Then, why only the chosen one?
Autumn Adeigbo, founder and CEO of women’s wear brand, agreed to Lamm that entrepreneur is different from everyone. “They are different from communities and the rest of population,” she said. Entrepreneur might feel right for one person, yet it does not mean that it is a good fit for another person. It is thought of entrepreneurships which people find the most intriguing.
Oftentimes, becoming an entrepreneur takes a lot of skill set and many characteristics in an individual makeup which not many people can fulfil. They are keen to build their business from scratch and grow it to reach the peak. Amy Duncan, founder at Meowllens, commented that sometimes it is because creating and executing a plan or idea from stretch is incredibly challenging. Not only must you turn up your drive and persistence, but this ambition should be balanced with a strong sense of self awareness and patience. And yet – you should be able to create a repetitive cycle between learning, creating, executing, failing, and succeeding all over again till you achieve your goals. Moreover, after succeeding in reaching certain goals, you should have further plans of what to do with the business. Thus, it is about giving a lot of efforts and sacrifices knowing that obstacles are only road bumps and lessons learnt.
Yet, can real entrepreneurship be taught?

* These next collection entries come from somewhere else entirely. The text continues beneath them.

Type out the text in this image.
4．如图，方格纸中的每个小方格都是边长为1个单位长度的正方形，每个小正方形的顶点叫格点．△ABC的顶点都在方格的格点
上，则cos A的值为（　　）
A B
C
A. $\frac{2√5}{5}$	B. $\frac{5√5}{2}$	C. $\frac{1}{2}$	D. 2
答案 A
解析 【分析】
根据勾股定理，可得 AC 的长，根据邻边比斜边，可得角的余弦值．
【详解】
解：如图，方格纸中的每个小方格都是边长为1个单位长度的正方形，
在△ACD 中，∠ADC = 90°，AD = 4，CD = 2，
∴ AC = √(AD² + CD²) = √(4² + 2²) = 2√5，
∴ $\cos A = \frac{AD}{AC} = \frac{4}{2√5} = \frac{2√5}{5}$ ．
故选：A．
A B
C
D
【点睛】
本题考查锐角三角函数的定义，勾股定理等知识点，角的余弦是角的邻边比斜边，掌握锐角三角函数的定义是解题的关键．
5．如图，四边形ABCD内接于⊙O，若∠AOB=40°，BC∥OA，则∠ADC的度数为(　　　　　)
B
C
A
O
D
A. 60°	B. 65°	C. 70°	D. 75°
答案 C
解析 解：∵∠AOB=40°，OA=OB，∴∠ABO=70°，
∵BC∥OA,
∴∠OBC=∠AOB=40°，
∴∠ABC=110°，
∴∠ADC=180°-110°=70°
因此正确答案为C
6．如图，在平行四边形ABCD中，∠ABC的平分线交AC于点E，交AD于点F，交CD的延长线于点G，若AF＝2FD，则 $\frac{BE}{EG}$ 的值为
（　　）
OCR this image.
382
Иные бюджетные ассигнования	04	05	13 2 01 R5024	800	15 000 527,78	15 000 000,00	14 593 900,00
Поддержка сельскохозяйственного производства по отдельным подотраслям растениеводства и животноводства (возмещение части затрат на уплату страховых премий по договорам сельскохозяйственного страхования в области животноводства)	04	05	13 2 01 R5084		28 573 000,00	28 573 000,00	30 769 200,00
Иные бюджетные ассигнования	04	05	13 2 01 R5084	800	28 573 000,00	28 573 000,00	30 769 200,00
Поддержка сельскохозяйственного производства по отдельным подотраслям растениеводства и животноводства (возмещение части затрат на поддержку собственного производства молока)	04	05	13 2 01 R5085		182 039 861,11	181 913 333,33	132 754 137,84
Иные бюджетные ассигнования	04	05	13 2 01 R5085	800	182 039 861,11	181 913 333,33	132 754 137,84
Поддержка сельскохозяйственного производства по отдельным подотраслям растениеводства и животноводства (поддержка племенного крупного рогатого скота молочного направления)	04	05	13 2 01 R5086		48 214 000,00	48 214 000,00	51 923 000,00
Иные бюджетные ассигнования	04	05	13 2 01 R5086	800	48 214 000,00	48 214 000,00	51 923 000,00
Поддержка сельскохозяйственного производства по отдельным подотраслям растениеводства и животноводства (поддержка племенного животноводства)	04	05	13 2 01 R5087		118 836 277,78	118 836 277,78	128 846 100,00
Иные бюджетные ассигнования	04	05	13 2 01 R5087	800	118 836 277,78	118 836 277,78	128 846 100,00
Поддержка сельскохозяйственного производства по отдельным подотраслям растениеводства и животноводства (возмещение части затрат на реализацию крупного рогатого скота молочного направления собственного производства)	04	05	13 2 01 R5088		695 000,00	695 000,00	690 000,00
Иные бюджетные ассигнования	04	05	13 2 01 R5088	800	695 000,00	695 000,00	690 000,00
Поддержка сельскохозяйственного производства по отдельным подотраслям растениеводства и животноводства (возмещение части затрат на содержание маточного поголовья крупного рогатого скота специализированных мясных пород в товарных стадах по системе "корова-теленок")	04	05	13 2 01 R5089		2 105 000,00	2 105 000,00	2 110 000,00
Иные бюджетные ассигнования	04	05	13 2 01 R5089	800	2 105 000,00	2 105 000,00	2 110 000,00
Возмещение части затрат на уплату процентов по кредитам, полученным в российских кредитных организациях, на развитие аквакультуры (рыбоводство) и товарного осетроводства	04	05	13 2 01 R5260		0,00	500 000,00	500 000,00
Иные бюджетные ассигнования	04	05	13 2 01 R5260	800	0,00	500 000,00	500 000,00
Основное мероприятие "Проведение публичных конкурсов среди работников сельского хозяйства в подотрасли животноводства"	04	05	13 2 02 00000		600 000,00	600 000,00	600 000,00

There are already many arguments to this question. Some said that entrepreneur are born with giften skill, while some others said they can be taught. Keri Damen, program leader, intrapreneur, and instructor at MaRS, argued that albeit a real entrepreneur must be born with necessary drive such as visionary, hard-working, and failure embracement, you can still learn how to be one. Whether it is a formal or informal education, entrepreneurship can be taught. The purpose of formal education is to provide mentorship, peers, books, and methodologies from expert. While, informal education is to show you how real world of entrepreneur is. “I would argue that even entrepreneurs-to-be who are learning on their own are educated by learning from other’s knowledge and experiences, via formal and informal mentorship, peer support, and readily available resources and information,” added Damen.